There was enough of a difference to call for a referendum, the suit claimed.
Zobel rejected that argument, saying: "There are, to be sure, differences between the A13 (Amendment 13) and A16 (Amendment 16) sector programs, but both apply quota-like allowable catch limits to sectors. ... It is not manifestly contrary to law to construe the 'sector' exclusion as a reference to the quota-like limits applicable to these sectors."
The judge rejected the cities' contention that Magnuson calls for NOAA to make stock assessments for all species as a whole, as opposed to watching every single one. While the language of the statute could go either way, she decided, the totality of Magnuson steers in the direction of keeping track of every individual species, even if that results in catching far less of abundant species than might otherwise be possible.
Zobel dispensed with the argument that NOAA was obligated to do an assessment of the effects of sector management by calling it a "procedural requirement" that the agency had done well enough to meet the statute.
Even at that, she conceded, "There is no dispute that the A16 policies instituted to rebuild fish stocks will have a negative short-term economic effect on the fishery."
In the matter of the very generous catch allocations given to the Cape Cod hook fishermen as compared to the rest of the fishery, Zobel called the agency's calculations "rational" and denied the charge that they received preferential treatment.
Zobel also rejected the cities' argument that the database of fishing history from which new catch allocations were calculated was flawed and needed to be replaced with other methods. She conceded that there were problems with the database, but concluded, "There is, however, no evidence in support of plaintiffs' argument that the paper reports would be a more reliable source of information than the existent database."
As for the issue of excessively conservative fishing quotas, tighter than conservation requires, Zobel again deferred to the agency, citing case law: "A reviewing court should be most deferential where an agency is making difficult scientific predictions in its area of special expertise."
Again, in the issue of whether NOAA considered all the alternatives to catch shares and sector management, specifically a point system, Zobel sided with the government.
She wrote: "The determination to defer consideration of the point system was not arbitrary."
Robert Vanasse, head of the fishing industry advocacy group Saving Seafood, said there is ambiguity in Magnuson.

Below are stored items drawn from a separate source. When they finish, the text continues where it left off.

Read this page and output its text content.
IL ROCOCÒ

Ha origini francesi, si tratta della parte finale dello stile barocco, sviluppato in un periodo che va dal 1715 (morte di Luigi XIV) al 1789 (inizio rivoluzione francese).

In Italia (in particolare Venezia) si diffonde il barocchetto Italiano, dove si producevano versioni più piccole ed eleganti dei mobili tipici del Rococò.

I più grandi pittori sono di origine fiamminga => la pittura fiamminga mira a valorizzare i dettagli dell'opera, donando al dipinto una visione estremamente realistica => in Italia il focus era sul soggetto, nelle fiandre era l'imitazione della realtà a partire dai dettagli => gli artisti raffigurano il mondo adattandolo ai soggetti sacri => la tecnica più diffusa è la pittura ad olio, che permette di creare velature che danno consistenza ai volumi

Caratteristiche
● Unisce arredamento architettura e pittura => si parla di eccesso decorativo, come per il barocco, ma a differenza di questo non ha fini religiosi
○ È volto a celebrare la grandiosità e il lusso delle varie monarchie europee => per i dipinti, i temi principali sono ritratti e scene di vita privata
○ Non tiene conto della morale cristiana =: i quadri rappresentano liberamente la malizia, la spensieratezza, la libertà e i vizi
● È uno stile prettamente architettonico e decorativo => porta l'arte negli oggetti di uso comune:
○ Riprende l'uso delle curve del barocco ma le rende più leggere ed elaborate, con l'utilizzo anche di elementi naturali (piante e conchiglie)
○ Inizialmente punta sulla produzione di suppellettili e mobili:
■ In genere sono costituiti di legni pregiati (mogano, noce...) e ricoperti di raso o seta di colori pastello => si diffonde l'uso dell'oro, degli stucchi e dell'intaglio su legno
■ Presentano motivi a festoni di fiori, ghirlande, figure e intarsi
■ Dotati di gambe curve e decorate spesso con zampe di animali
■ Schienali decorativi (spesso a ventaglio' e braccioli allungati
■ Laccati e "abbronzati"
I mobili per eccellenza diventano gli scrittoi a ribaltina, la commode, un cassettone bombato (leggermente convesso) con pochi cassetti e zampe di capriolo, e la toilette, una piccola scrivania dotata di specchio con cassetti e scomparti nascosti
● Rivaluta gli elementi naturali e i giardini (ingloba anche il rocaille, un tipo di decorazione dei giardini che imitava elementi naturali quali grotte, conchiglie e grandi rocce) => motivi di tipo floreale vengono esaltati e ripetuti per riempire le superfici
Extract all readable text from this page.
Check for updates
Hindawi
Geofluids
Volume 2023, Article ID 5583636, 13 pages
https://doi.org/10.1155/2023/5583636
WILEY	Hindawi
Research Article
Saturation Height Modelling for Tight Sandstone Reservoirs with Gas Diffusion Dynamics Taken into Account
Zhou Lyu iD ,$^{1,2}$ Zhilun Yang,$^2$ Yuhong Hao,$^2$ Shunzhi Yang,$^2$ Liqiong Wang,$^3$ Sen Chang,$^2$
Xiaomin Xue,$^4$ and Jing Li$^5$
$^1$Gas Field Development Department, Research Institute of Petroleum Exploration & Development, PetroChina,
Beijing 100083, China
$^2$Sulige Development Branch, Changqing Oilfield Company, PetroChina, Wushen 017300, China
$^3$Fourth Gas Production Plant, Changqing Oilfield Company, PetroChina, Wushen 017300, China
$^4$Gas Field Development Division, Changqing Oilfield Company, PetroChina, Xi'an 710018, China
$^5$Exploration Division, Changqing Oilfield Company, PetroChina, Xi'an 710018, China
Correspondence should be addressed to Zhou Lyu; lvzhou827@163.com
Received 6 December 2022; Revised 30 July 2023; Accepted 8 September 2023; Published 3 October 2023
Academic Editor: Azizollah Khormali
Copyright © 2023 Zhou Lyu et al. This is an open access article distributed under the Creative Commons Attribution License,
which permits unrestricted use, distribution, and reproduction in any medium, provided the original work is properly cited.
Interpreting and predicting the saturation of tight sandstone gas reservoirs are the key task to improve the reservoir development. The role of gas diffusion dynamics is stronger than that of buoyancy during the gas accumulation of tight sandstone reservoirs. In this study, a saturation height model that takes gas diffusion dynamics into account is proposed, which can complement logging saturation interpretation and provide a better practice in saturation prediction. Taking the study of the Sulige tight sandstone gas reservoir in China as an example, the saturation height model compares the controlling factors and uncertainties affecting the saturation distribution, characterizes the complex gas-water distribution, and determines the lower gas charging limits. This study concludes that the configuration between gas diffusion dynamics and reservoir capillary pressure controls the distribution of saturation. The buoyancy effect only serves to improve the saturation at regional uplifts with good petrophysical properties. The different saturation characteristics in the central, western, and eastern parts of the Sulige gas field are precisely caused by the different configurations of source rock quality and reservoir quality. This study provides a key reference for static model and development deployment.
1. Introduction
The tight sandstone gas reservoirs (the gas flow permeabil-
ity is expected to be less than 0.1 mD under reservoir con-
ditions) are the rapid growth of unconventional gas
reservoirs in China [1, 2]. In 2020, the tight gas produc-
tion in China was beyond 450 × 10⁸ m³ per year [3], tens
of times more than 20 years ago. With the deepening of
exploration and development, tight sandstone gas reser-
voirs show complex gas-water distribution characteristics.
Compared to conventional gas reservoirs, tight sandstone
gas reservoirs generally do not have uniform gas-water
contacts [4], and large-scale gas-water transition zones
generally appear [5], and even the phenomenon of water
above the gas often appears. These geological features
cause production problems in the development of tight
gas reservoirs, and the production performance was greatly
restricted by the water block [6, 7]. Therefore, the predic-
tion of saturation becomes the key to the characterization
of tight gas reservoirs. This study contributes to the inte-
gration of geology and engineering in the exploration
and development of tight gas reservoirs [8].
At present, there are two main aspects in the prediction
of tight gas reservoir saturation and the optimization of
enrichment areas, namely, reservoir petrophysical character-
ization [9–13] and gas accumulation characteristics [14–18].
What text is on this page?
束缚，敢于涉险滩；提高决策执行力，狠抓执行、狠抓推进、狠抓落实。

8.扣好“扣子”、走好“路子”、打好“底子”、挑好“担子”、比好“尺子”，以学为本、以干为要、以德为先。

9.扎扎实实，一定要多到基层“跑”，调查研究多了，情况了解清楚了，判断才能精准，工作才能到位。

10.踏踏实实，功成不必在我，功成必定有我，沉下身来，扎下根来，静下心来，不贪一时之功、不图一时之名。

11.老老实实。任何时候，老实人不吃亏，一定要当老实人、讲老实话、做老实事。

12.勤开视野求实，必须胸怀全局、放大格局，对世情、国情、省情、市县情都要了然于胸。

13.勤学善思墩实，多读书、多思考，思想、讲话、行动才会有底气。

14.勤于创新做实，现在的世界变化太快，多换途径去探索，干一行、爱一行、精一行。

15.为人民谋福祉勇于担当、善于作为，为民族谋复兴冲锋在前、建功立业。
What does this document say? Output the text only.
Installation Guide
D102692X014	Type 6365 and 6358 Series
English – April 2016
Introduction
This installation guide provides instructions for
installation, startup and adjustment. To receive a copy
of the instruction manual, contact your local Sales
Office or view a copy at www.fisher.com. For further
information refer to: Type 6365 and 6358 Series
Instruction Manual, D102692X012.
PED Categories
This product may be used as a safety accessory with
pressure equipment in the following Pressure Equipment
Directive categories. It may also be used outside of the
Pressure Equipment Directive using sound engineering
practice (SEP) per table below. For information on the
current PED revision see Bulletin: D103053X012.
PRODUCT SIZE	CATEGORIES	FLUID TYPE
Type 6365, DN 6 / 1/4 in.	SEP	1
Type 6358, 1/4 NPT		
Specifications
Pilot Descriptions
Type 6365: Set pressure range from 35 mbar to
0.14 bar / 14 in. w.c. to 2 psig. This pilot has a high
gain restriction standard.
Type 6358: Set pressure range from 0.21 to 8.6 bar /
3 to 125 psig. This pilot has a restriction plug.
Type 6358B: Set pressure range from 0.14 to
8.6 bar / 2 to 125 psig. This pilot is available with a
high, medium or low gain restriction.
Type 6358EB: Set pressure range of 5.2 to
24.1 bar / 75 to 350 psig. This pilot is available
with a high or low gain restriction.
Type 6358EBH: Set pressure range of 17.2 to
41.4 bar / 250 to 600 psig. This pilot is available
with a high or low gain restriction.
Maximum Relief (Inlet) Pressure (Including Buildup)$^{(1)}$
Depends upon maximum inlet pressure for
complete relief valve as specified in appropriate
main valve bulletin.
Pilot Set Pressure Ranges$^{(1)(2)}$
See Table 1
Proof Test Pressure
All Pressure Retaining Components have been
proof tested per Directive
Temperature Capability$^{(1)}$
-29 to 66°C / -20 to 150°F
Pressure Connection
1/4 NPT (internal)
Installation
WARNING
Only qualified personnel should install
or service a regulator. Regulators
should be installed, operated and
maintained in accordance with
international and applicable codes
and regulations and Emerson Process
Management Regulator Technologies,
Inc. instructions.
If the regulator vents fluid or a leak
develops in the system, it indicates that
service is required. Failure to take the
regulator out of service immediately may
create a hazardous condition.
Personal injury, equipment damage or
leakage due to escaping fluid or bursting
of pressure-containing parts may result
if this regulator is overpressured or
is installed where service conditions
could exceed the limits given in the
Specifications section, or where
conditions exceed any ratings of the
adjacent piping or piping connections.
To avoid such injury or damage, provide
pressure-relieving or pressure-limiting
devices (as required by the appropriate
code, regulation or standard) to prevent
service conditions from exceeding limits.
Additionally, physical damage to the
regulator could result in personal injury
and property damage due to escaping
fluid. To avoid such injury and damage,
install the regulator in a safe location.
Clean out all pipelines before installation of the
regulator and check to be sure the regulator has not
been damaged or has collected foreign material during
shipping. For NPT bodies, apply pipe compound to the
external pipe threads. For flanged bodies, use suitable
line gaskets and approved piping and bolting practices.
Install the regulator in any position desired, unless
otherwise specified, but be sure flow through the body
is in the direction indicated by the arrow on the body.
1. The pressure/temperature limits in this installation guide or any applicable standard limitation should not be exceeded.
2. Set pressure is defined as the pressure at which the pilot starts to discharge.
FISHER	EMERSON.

"The central point of this lawsuit was, all along, the question of whether the new 'sectors' created by Amendment 16 were the same as the pre-existing 'sectors,' whether they were LAPPs and IFQs in disguise. A quick read of the ruling makes it clear to even a non-lawyer that we're dealing not with a black and white distinction but shades of gray," Vanasse wrote in an email to The Standard-Times on Thursday night.
"To quote Judge Zobel, it's a 'close call.' That's not surprising, since it was the intention of the rule-makers — NOAA, the council, their lawyers and staff — to avoid a referendum by staying narrowly within the bounds of Magnuson's exemption for sectors.
"This whole area of the argument is made even more complicated by the fact that the statute does not explicitly define sectors. As the judge observed, the system dances very close to the line, but in the end, she determined the court was bound by the agency's interpretation.
"Congressman (Barney) Frank, the author of the amendment creating the referendum requirement, has been clear that he thought a referendum was appropriate. Considering how ambiguous this part of the case was, and considering the judge herself admitted it was a close call, that section might be ripe for an appeal," Vanasse wrote.
The Standard-Times did not receive returned calls seeking comment prior to deadline Thursday evening from Mayor Scott Lang, attorney Pamela Lafreniere or attorney Stephen Ouellette, who brought the case in federal court.